Randall Emmett Addresses Upcoming 'Scandal' Documentary and Calls Out Ex Lala Kent

The embattled movie producer is speaking out against an upcoming doc about his various controversies.

Randall Emmett is speaking out against an upcoming documentary about the controversies and allegations made against him last year in Los Angeles Times expose.

Emmett released a statement to Page Six on Tuesday, defending himself against the Hulu project, titled, The Randall Scandal: Love, Loathing and Vanderpump, while also slamming his ex, Lala Kent.

"Almost one year ago the Los Angeles Times wrote a highly biased and factually inaccurate hit piece on me," Emmett claimed in his statement, before going on to claim that the journalist who wrote the article "seemed to have a personal vendetta against me, I believe due to her alleged friendship with my ex Lala Kent."

He claims the LA Times article featured "fictitious and greatly exaggerated stories" shared by people he claimed were "disgruntled employees who had been dismissed."

Kent was among several women who shared allegations of inappropriate and abusive behavior in the article, published last June.
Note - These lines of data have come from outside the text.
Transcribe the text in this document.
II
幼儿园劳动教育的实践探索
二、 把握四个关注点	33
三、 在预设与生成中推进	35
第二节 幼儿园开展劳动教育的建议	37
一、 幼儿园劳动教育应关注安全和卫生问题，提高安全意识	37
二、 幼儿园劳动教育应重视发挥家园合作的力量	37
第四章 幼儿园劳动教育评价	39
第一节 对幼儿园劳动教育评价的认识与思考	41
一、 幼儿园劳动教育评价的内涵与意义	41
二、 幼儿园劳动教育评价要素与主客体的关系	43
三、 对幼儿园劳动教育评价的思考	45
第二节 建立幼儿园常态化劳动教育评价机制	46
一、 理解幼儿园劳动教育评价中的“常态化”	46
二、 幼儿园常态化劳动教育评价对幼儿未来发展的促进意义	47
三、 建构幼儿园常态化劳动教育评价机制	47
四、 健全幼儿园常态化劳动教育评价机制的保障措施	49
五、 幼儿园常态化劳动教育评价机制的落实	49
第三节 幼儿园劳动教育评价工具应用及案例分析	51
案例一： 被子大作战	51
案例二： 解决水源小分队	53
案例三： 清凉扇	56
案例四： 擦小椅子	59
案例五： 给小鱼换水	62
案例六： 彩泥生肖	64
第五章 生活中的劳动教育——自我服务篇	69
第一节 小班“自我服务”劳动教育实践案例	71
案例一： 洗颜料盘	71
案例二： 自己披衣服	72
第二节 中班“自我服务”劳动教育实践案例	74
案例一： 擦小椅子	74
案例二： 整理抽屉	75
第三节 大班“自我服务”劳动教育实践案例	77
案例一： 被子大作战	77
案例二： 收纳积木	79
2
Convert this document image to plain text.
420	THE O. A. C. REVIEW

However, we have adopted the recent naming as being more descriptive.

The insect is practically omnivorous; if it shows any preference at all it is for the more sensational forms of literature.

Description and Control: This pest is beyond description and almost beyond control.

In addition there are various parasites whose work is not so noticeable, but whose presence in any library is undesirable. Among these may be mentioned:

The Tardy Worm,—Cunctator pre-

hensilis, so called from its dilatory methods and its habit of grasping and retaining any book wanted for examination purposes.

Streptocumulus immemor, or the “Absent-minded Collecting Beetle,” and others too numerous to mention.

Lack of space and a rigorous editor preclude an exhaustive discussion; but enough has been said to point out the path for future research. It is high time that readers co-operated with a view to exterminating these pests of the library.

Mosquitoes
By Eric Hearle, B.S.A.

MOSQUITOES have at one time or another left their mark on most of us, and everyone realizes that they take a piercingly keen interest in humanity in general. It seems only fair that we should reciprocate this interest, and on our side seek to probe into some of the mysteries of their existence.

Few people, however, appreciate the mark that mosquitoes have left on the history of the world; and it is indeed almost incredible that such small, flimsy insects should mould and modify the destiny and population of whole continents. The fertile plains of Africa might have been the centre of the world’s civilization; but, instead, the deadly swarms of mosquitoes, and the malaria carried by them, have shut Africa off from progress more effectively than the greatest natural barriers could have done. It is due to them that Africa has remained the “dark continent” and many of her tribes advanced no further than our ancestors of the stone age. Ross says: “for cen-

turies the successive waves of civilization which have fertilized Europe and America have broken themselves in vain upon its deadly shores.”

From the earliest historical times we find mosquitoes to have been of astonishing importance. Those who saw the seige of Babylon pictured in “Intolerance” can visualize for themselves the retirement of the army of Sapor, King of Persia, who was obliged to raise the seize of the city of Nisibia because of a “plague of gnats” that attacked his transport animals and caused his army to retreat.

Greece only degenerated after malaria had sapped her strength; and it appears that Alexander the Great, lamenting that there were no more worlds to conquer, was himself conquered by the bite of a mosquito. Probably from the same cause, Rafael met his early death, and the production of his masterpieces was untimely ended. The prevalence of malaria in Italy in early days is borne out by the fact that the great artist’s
Kent, however, is not a part of the forthcoming documentary, and neither is Emmett.

"I declined to participate because it very quickly became apparent to me the film was going to be as biased, if not more so, than the article on which it was based," he claimed in his statement. Emmett further alleged that he was told by people that subjects in the doc "were encouraged to speak negatively about me while the vast majority had only positive things to say."

"My family, the people with whom I work and those who matter in my life all know the truth and my accomplishments; I have nothing to prove," Emmett stated.

In the original article, Kent told the L.A. Times that an argument in October 2021 allegedly turned violent when she claims Emmet violently knocked her to the ground after she confronted him about allegedly cheating on her. The fight allegedly came after photos surfaced showing Emmett with two women in Nashville. According to the L.A. Times, Emmett rushed back home to L.A., where Kent demanded to see his phone. She claimed he refused, so she grabbed it from him.

"He ran after me, tackled me and knocked me to the ground," Kent claimed. "I used every ounce of strength to get him off of me as he was trying to pry it from my hands. ... That was when I knew, for sure, that there was a lot he was hiding."

The outlet reported that it confirmed the accusation with five people who were told about it from Kent following the alleged incident. Emmett denied the allegation via a spokesperson.

Kent and Emmett welcomed their first child together in March 2021. Nine months later, they called off their three-year engagement. The relationship imploded shortly after the alleged physical fight, and Kent said the alleged cheating had been repeated behavior

In his remarks to Page Six, Emmett suggested that the documentary was an attempt to capitalize on the attention directed toward Vanderpump Rules following the so-called "Scandoval" drama, surrounding Tom Sandoval's split from Ariana Madix amid an ongoing affair with fellow castmate Raquel Leviss.

For their part, the Los Angeles Times issued a statement to Page Six in response to Emmett's allegations, sharing, "The Los Angeles Times stands behind its reporting on Randall Emmett. Two veteran entertainment journalists, Amy Kaufman and Meg James, reviewed hundreds of court filings and Emmett’s internal company records and interviewed three dozen former associates in the course of an investigation that published last year... If Emmett would like to dispute any of the facts in our reporting or the information that Kaufman and James share in the documentary, we welcome him to do so."

The Randall Scandal: Love, Loathing and Vanderpump debuts May 22 on Hulu.